What are the future research directions for understanding the role of CbiN in bacterial physiology and pathogenesis?

Future research on CbiN in Salmonella heidelberg and related bacteria should focus on several promising directions that will enhance our understanding of both basic bacterial physiology and potential applications in pathogen control:

Structural Biology Approaches:

• Determination of high-resolution CbiN structure using cryo-electron microscopy or X-ray crystallography

• Elucidation of the complete CbiMNQO complex architecture to understand the molecular mechanism of cobalt transport

• Investigation of conformational changes during the transport cycle using techniques like single-molecule FRET

Systems Biology Integration:

• Multi-omics profiling to understand how cobalt transport systems respond to changing environmental conditions

• Network analysis to identify regulatory interactions between cobalt transport and virulence factor expression

• Investigation of metal competition and prioritization mechanisms during infection

Host-Pathogen Interactions:

• Characterization of how host nutritional immunity affects CbiN function during infection

• Examination of potential recognition of CbiN by host immune receptors

• Exploration of CbiN's role in Salmonella survival within different host cell types and tissues

Antimicrobial Development:

• Evaluation of CbiN as a potential drug target, exploiting its essential role in cobalt acquisition

• Design of inhibitors that specifically target the CbiMNQO complex

• Development of attenuated vaccine strains with modified cobalt transport capabilities

Biotechnological Applications:

• Engineering CbiN for improved cobalt bioaccumulation in bioremediation applications

• Utilizing CbiN as a component in biosensors for environmental cobalt detection

• Exploring the potential of modified CbiN as a tool for selective metal delivery in synthetic biology applications

By pursuing these research directions with rigorous methodology and integrative approaches, researchers will gain deeper insights into the fundamental role of CbiN in bacterial physiology while potentially developing new strategies for controlling Salmonella infections and other applications in biotechnology and medicine.

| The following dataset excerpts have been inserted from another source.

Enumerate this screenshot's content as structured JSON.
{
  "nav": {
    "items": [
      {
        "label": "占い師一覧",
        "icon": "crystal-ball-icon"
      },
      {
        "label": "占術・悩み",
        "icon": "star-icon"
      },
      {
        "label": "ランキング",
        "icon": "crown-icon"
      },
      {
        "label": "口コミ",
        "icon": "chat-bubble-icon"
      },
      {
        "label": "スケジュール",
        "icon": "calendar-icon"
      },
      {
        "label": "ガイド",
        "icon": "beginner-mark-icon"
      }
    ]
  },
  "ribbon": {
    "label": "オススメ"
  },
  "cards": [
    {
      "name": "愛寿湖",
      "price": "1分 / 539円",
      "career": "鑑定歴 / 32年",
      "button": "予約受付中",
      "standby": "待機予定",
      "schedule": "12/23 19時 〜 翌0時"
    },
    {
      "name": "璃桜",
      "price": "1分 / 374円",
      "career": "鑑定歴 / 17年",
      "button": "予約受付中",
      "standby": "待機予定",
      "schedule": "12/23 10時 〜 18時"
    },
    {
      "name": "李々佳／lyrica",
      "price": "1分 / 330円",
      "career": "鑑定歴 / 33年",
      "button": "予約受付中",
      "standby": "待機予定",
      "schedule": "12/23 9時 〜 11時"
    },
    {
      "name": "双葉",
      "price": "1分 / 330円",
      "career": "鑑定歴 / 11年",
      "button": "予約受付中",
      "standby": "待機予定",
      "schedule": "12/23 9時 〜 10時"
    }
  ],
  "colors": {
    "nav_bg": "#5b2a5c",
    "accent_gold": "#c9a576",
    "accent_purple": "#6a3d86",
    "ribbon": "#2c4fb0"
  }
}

What methodological advances are needed to address current limitations in CbiN research?

Several methodological advances would significantly enhance current research capabilities for studying CbiN and related cobalt transport proteins:

Advanced Imaging Techniques:

• Development of specific antibodies or nanobodies for super-resolution microscopy of native CbiN localization and dynamics

• Implementation of correlative light and electron microscopy (CLEM) approaches to visualize CbiN in cellular contexts

• Application of cryo-electron tomography to visualize the CbiMNQO complex in intact bacterial membranes

Improved Protein Production Methods:

• Optimization of membrane protein expression systems specifically tailored for small transmembrane proteins like CbiN

• Development of stabilized cell-free expression systems for direct production of functional CbiN

• Engineering of specialized detergents or nanodiscs for improved handling of purified CbiN

Enhanced Functional Assays:

• Development of high-throughput cobalt transport assays to enable large-scale screening

• Creation of specific fluorescent probes for real-time monitoring of cobalt transport

• Advancement of single-molecule techniques to study transport kinetics at the individual protein level

Computational Method Development:

• Improved algorithms for predicting membrane protein structures from limited experimental data

• Development of specialized force fields for molecular dynamics simulations of metal transport

• Integration of machine learning approaches to predict metal binding sites with higher accuracy

Genetic Tool Advancement:

• Development of inducible and tissue-specific gene expression systems for Salmonella

• Creation of reporter systems specifically designed to monitor metal transport in real-time

• Refinement of CRISPR-Cas9 techniques for precise genome editing in Salmonella heidelberg

These methodological advances would collectively address current limitations in studying CbiN and advance our understanding of bacterial cobalt transport mechanisms, with potential applications in antimicrobial development and biotechnology.